Entscheidung
Als er die Straße betrat blies ihm ein eisiger Wind ins Gesicht und vertrieb den Geruch von Zigarettenrauch und schalem Bier aus seinen Kleidern. Er atmete tief ein und schlug seinen Kragen hoch. Die Straße hatte etwas gespennstisches an sich. In fast jedem Fenster war das bläuliche Flackern eines laufenden Fernsehers zu sehen Fast wie die Kulisse eines düsteren Sciencefiction-Films tauchte es die alten Fassaden in ein unwirkliches Licht. Es war, als sei er mit dem Übertreten der Türschwelle in eine andere Welt geschleudert worden.

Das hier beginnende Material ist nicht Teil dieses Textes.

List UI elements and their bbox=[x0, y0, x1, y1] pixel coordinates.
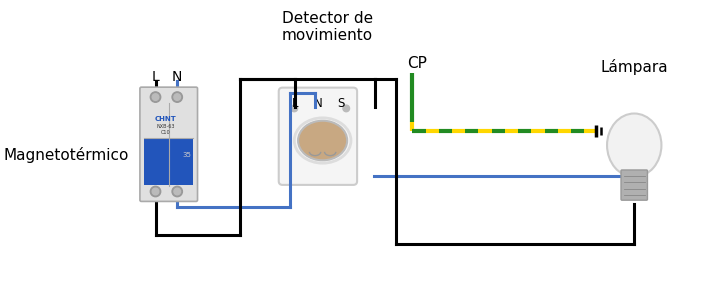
Text: CP: CP bbox=[407, 56, 428, 71]
Text: Detector de
movimiento: Detector de movimiento bbox=[282, 11, 373, 43]
Text: Lámpara: Lámpara bbox=[600, 59, 668, 75]
Text: NXB-63
C10: NXB-63 C10 bbox=[157, 124, 175, 135]
Circle shape bbox=[150, 186, 161, 197]
Text: Magnetotérmico: Magnetotérmico bbox=[3, 147, 128, 163]
Text: CHNT: CHNT bbox=[155, 116, 176, 122]
Circle shape bbox=[172, 186, 182, 197]
Text: N: N bbox=[172, 70, 182, 84]
FancyBboxPatch shape bbox=[621, 170, 647, 200]
Ellipse shape bbox=[298, 121, 347, 160]
FancyBboxPatch shape bbox=[279, 88, 357, 185]
Text: N: N bbox=[313, 97, 323, 110]
Circle shape bbox=[150, 92, 161, 102]
Text: L: L bbox=[152, 70, 160, 84]
Circle shape bbox=[343, 105, 349, 112]
Text: 35: 35 bbox=[182, 152, 191, 158]
Text: L: L bbox=[292, 97, 299, 110]
Circle shape bbox=[152, 188, 159, 195]
FancyBboxPatch shape bbox=[140, 87, 198, 201]
Ellipse shape bbox=[607, 114, 662, 177]
Circle shape bbox=[174, 94, 181, 100]
Circle shape bbox=[174, 188, 181, 195]
Text: S: S bbox=[337, 97, 345, 110]
Circle shape bbox=[152, 94, 159, 100]
Circle shape bbox=[172, 92, 182, 102]
Circle shape bbox=[291, 105, 298, 112]
Bar bbox=[144, 138, 193, 185]
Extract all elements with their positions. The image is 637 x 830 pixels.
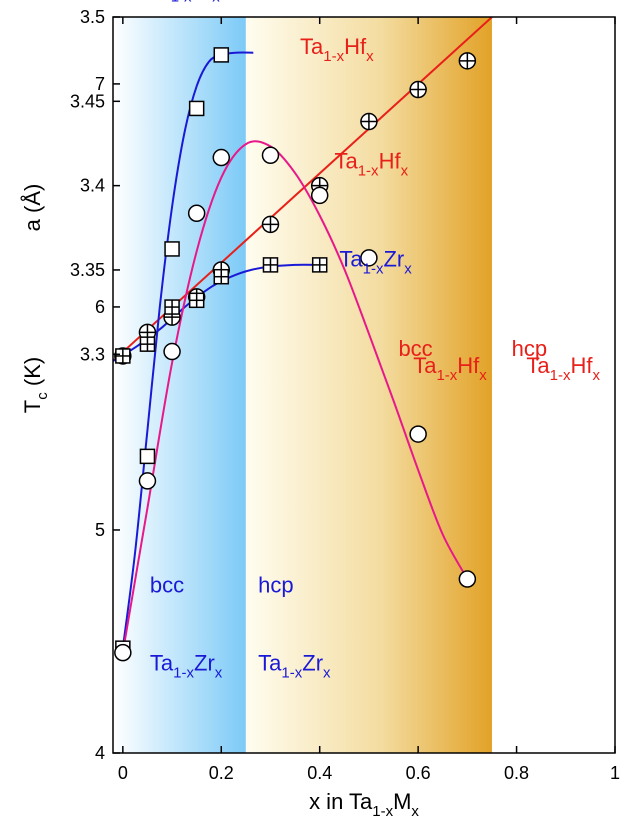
tc-tick-label: 4 xyxy=(95,743,105,763)
tc-point-1-1 xyxy=(138,472,157,490)
lattice-point-1-3 xyxy=(188,292,205,309)
annotations: Ta1-xHfxTa1-xZrxbccTa1-xHfxhcpTa1-xHfxTa… xyxy=(147,0,601,681)
plot-frame xyxy=(112,16,616,754)
lattice-point-1-1 xyxy=(139,336,156,352)
x-tick-label: 0 xyxy=(118,763,128,783)
axes: 0 0.2 0.4 0.6 0.8 1 3.3 3.35 3.4 3.45 3.5 4 5 6 7 a (Å)… xyxy=(20,7,620,820)
hcp-zr-bcc-hf-region xyxy=(245,17,492,753)
a-tick-label: 3.45 xyxy=(70,91,105,111)
lattice-point-1-2 xyxy=(164,299,180,315)
x-tick-label: 1 xyxy=(610,763,620,783)
lattice-point-1-6 xyxy=(311,257,328,273)
data-markers xyxy=(114,47,477,662)
lattice-point-1-5 xyxy=(262,257,279,273)
a-tick-label: 3.3 xyxy=(80,344,105,364)
lattice-point-0-8 xyxy=(409,80,427,99)
tc-point-1-3 xyxy=(187,204,206,223)
tc-point-1-8 xyxy=(409,425,427,443)
tc-tick-label: 6 xyxy=(95,297,105,317)
tc-point-1-9 xyxy=(458,570,477,588)
lattice-point-0-9 xyxy=(458,52,477,70)
top-label-3: Ta1-xHfx xyxy=(413,353,487,384)
top-label-4: hcp xyxy=(512,336,547,361)
x-tick-label: 0.2 xyxy=(209,763,234,783)
lattice-point-1-0 xyxy=(115,348,131,364)
top-label-5: Ta1-xHfx xyxy=(526,353,600,384)
tc-point-0-3 xyxy=(188,100,205,117)
tc-point-0-4 xyxy=(213,47,230,63)
phase-region-shading xyxy=(113,17,492,753)
tc-tick-label: 5 xyxy=(95,520,105,540)
bottom-label-0: Ta1-xZrx xyxy=(147,0,220,6)
a-tick-label: 3.5 xyxy=(80,7,105,27)
tc-point-1-7 xyxy=(360,249,378,267)
tc-axis-title: Tc (K) xyxy=(20,357,51,413)
fit-line-tc-1 xyxy=(121,140,469,653)
x-tick-label: 0.8 xyxy=(504,763,529,783)
tc-tick-label: 7 xyxy=(95,74,105,94)
top-label-1: Ta1-xZrx xyxy=(339,247,412,278)
lattice-point-0-7 xyxy=(360,112,378,131)
tc-point-0-1 xyxy=(139,448,156,465)
tc-point-1-0 xyxy=(114,643,132,662)
a-tick-label: 3.4 xyxy=(80,176,105,196)
top-label-0: Ta1-xHfx xyxy=(300,34,374,65)
lattice-point-1-4 xyxy=(213,268,230,285)
lattice-point-0-5 xyxy=(261,215,280,234)
top-label-2: bcc xyxy=(398,336,432,361)
bottom-label-5: Ta1-xZrx xyxy=(258,650,331,681)
x-axis-title: x in Ta1-xMx xyxy=(309,789,419,820)
a-tick-label: 3.35 xyxy=(70,260,105,280)
bottom-label-2: bcc xyxy=(150,572,184,597)
a-axis-title: a (Å) xyxy=(20,184,45,232)
x-tick-label: 0.4 xyxy=(307,763,332,783)
bottom-label-1: Ta1-xHfx xyxy=(334,149,408,180)
bcc-zr-region xyxy=(113,17,246,753)
tc-point-1-2 xyxy=(163,342,181,361)
tc-point-0-2 xyxy=(164,241,180,257)
bottom-label-4: hcp xyxy=(258,572,293,597)
tc-point-1-6 xyxy=(310,186,329,205)
tc-point-1-5 xyxy=(261,146,280,165)
x-tick-label: 0.6 xyxy=(406,763,431,783)
bottom-label-3: Ta1-xZrx xyxy=(150,650,223,681)
tc-point-1-4 xyxy=(212,148,231,167)
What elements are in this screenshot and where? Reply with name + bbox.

Drinnen war es warm gewesen. Etwas stickig und überfüllt, zugegeben, aber er mochte die warme Decke, die die vielen Stimmen über einen Raum legten. Er hatte mit Freunden geredet, gelacht und getrunken. Irgendwann hatte sie sich zu ihnen an die Bar gestellt. Zunächst nur um auf ihr Bier warten, aber ein Wort gab das nächste und sie blieb. Später ging einer der Freunde, dann der nächste und schließlich waren nur sie beiden und das nächste Bier am Tresen zurückgeblieben.

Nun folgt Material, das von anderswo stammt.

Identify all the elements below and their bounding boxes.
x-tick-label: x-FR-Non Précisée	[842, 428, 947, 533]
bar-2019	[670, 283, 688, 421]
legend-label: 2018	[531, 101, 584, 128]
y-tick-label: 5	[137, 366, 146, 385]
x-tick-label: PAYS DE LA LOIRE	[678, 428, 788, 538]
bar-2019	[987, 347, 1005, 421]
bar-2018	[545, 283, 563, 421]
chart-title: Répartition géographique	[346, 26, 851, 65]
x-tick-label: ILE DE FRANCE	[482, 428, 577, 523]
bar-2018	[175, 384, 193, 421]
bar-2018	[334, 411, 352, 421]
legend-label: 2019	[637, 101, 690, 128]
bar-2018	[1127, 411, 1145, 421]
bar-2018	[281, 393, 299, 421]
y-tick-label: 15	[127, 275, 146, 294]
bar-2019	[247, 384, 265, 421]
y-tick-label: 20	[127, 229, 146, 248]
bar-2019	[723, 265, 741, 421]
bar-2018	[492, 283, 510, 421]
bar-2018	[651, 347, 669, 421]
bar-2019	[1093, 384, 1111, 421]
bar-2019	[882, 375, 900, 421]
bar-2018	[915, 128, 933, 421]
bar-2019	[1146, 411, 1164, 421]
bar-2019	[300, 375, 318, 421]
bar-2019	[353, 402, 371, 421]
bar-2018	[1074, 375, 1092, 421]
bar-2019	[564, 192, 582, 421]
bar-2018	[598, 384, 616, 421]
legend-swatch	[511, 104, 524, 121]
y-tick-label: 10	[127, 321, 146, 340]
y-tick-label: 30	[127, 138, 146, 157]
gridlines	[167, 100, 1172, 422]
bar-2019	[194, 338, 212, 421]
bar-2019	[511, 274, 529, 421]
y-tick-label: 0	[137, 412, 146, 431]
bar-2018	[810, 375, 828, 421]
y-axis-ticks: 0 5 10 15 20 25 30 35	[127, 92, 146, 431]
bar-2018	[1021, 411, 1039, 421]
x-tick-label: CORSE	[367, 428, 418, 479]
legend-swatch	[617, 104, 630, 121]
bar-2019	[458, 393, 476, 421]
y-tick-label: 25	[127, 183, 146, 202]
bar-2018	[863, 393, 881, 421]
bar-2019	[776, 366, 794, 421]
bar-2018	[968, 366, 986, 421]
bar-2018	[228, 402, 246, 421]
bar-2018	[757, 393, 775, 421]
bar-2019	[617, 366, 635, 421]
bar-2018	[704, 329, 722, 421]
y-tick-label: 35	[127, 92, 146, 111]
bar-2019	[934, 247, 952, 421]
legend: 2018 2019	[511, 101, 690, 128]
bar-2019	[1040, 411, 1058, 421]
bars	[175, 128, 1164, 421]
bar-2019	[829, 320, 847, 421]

Sie war recht klein, dachte er, aber ihre Brüste zeichneten sich verheißungsvoll unter dem dünnen Wollstoff ihres Pullovers ab. In Gedanken hatte er von Beginn an seine Hände über die warme Haut gleiten lassen, die Rundungen erkundet. Er spürte, wie sie sich an ihn schmiegen würde, erahnte ihre Lippen auf seinen. Wenn sie lachte und ihr Haar zurückwarf, konnte er den weichen Geruch wahrnehmen und fast spürte er bereits, wie seine Hand sich in ihnen festhielt, während er sich an sie drängte.
Er spürte ihre Blicke auf seinem Körper und spannte unwillkürlich seine Muskeln etwas an. Er fühlte sich jung und begehrt und fragte sich, wonach sie sich wohl sehnte. Ob sie sich ausmalte, ihre Hand in seine Hose gleiten zu lassen? Er nahm den letzten Schluck aus der Flasche. In ihrem Blick lag das Einverständnis, dass sie ohnehin mit jeder Bewegung gezeigt hatte. Er genoss diesen Blick. Die Entscheidung lag bei ihm.
Er schloss seine Wohnungstür auf und ging direkt ins Schlafzimmer, ließ seine Kleider zu Boden fallen und schlüpfte unter die Decke. Warme, vertraute Haut empfing ihn. "Wie war's denn?", fragte seine schlaftrunkene Frau. "Schön", sagte er und legte seinen Kopf auf ihre Schulter.
Sie hatte verstanden, als er seine Jacke nahm, um die Bar zu verlassen und gelächelt. "Vielleicht sehen wir uns ja hier irgendwann mal wieder", hatte sie ihm zugehaucht. "Ja, vielleicht. Würde mich freuen." Und er spürte beim Öffnen der Tür, wie sich auf seiner Wange zum Abschied ein Kuss angefühlt hätte.